Gran Turismo

A three part musical refinement of an iconic racing video game.

I was eight, and my brother and I had just been given a PlayStation 3 for Christmas along with a copy of Gran Turismo 5 Prologue. Its menu music featured a range of bespoke recordings of jazz-infused downtempo and trip-hop, and, looking back, was a stylish and refined alternative to some of the higher-energy soundtracks from other similar games.

I’d been building up a collection of songs that fit this remembered aesthetic, while simultaneously curating a few other separate racing-themed playlists. The idea was to distill them into some concrete musical concepts to soundtrack a series of racing games like Gran Turismo’s, and tracking how a franchise’s sound could evolve through successive instalments.


Gran Turismo 1

We start with a reinterpretation of the original menu soundtrack, recalibrated and better suited to the higher production value and polish of contemporary game soundtracks. I wanted to retain that level of sophistication and luxury that sucked eight year old me into the world of Gran Turismo. Since playing that game I’ve always associated that tasteful downtempo atmosphere with an image of luxury: fast cars, hotel lobbies, linen suits and fancy watches.

Since the release of the Gran Turismo that inspired this soundtrack, messaging about these types of cars and racing in general has shifted towards a more technological focus. From electric cars and massive touchscreen interfaces, to intricate performance metrics, simply expanding on the nostalgic sounds of 2000s downtempo would not resonate today in the same way it did nearly two decades ago.

For this prospective new edition, the soundtrack draws on the artists synonymous with that era (Boards of Canada, DJ Shadow, Air), taking some of their lesser-known cuts to ground the musical identity in that period’s sound, while allowing it to feel enduring, rather than nostalgic. Work from international artists stemming from the same era has been introduced to add depth while retaining that timeless air (Susumu Yokota, New Composers, Takayuki Shiraishi).

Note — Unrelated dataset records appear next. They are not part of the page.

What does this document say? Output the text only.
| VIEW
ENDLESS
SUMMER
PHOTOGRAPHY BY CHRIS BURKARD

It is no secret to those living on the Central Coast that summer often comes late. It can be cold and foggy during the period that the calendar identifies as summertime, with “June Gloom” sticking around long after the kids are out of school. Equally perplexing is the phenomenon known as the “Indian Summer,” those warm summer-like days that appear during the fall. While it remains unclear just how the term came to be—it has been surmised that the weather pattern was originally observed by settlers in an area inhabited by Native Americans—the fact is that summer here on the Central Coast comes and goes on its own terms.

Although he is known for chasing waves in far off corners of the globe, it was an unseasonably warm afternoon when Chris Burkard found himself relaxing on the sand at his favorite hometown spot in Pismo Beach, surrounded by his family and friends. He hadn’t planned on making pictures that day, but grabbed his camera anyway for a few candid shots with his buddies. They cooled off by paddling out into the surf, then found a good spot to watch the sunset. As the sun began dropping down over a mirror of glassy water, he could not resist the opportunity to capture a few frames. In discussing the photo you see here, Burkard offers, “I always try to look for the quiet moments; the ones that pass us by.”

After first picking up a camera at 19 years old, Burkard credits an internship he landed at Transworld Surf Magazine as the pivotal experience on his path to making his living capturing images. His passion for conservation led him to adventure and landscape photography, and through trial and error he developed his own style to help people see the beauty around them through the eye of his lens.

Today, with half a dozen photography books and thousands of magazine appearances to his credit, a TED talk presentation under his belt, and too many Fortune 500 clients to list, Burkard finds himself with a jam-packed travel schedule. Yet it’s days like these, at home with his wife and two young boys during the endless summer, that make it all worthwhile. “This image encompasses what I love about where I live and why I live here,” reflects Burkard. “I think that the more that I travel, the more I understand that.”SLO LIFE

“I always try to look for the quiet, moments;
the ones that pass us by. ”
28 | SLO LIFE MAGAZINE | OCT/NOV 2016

These established artists are complemented with more modern downtempo interpretations to help bring a contemporary sharpness to the soundtrack (Maara, Fergus Jones, Guy Contact), as well as some pop-infused additions that introduce a more melodic accessibility (james K, Vegyn, Erika de Casier).


Gran Turismo 2

The second instalment had started as a compilation of songs that fit a dark, progressive ‘late night drive’ aesthetic. When deciding to incorporate it into this series, it was stripped back and then expanded with a focus on clean, minimal sounds imagining you at night, behind the wheel of a car gliding past flashing streetlights. The aim was to retain that same composed identity of the original, but turning it into a pulsing, dark alternative.

The soundtrack features club-focused songs with slow, methodical builds reminiscent of the repetitive infrastructure of streetlights, road signs and lane markings flying past at night. I also explored how loop-based structures could interact dynamically as the player moves through the game, in a similar manner to The Chemical Brothers’ Star Guitar music video.

I tried to keep the songs sounding clean and well-lubricated, no harsh stops and starts, just careful momentum throughout. The soundtrack has German minimalism at its heart, featuring Berghain regulars (Fadi Mohem, Marcel Dettmann, Ryan Elliott) alongside some more paired back, deep techno selections (Wax, Second Woman, Donato Dozzy).

Work from musicians with an innate ability to engineer restrained but propulsive techno also features (Daniel Avery, Wallace, GiGi FM), while some slightly more experimental, left field producers are sprinkled throughout to prevent anyone from falling asleep at the wheel (Facta, Big Ever, Barker).


Gran Turismo 3

Where the second instalment shows a restrained approach to a club-focused sound, the third prioritises propulsion and pressure. It builds on the previous electronic development and leans into higher tempos and compressed rhythmic energy.

While more recent racing titles often opt for overt intensity, this final instalment takes notes from that idea, but retains the authenticity seen throughout the rest of the series by grounding it in boundary pushing UK bass lineage and its adjacent sounds.

The soundtrack uses tension and clipped percussion to build energy. Sharp, elastic drums are balanced with careful use of negative space by some of the most respected artists in the scene (Call Super, Objekt, LCY). While a fractured pressure build-up (Metrist, Wordcolour, French II) is released with more direct 4x4 propulsion (Impérieux, Vladimir Dubyshkin, Pangaea), as well as vast productions which lean more on emotion and space, rather than just percussion, to build and release pressure (Erik Luebs, CCL, Joy Orbison).


Gran Turismo’s sound evolves through three distinct stages: a refined opening reinterpreted for the modern day, a controlled and electronically driven progression defined by its restraint, and finally a propulsive, future-focused conclusion built on pressure and tension.

Through each distinct progression, tempo increases and sounds sharpen, but an underlying composure remains. By allowing its identity to adapt, without abandoning its core principles which have long set it apart from other titles, the series sustains a cohesive musical narrative which evolves through technological and cultural changes while preserving its unique elegance.